How much do I need to make to buy a $300K house? To purchase a $300K house, you may need to make between $50,000 and $74,500 a year. This is a rule of thumb, and the specific salary will vary depending on your credit score, debt-to-income ratio, type of home loan, loan term, and mortgage rate.
The best option for you depends on your specific circ*mstances. If you lack credit history or have poor credit it may be easier to get a loan from a private lender. If you have a good credit score or an established relationship with a bank, you will likely qualify for better lending terms.
The Three C's
After the above documents (and possibly a few others) are gathered, an underwriter gets down to business. They evaluate credit and payment history, income and assets available for a down payment and categorize their findings as the Three C's: Capacity, Credit and Collateral.
Mortgage lenders have become much stricter with their requirements, which makes it more difficult and confusing for buyers to qualify.
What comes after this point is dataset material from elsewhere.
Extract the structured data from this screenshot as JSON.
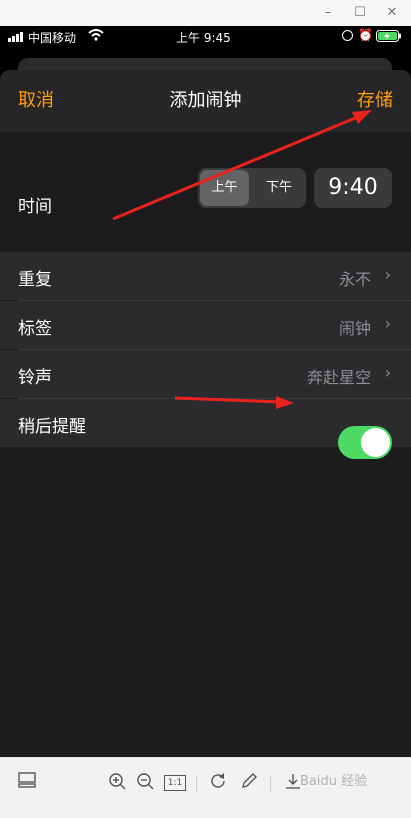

In the past, borrowers could get approved with lower credit scores, but now they require at least a 700 credit score and a down payment of about 20%.
Can you get denied a mortgage after being pre-approved?
Mortgages can get denied and real estate deals can fall apart — even after the buyer is pre-approved. If you're aware of the pitfalls, you'll reduce the chance it can happen to you!
In addition to reviewing credit histories and assessing the ability to make a down payment, banks and lenders often review their applicants' employment histories. Lenders want to ensure that borrowers can afford to make regular mortgage payments.
For which buyer would a lender most likely approve a $200,000 mortgage? A person with a credit score of 760 with a small amount of debt who has had steady employment for many years.
Conventional loans have higher minimum credit score requirements than other loan types — typically 620 — and are harder to qualify for than government-backed mortgages. Borrowers who make less than a 20% down payment are typically required to pay private mortgage insurance (PMI) on this type of mortgage loan.
Most conventional loans cannot be assumed by a new borrower. In many cases, depending on current interest rates, assuming an existing loan can pay off for the buyer with fewer costs and a lower mortgage payment.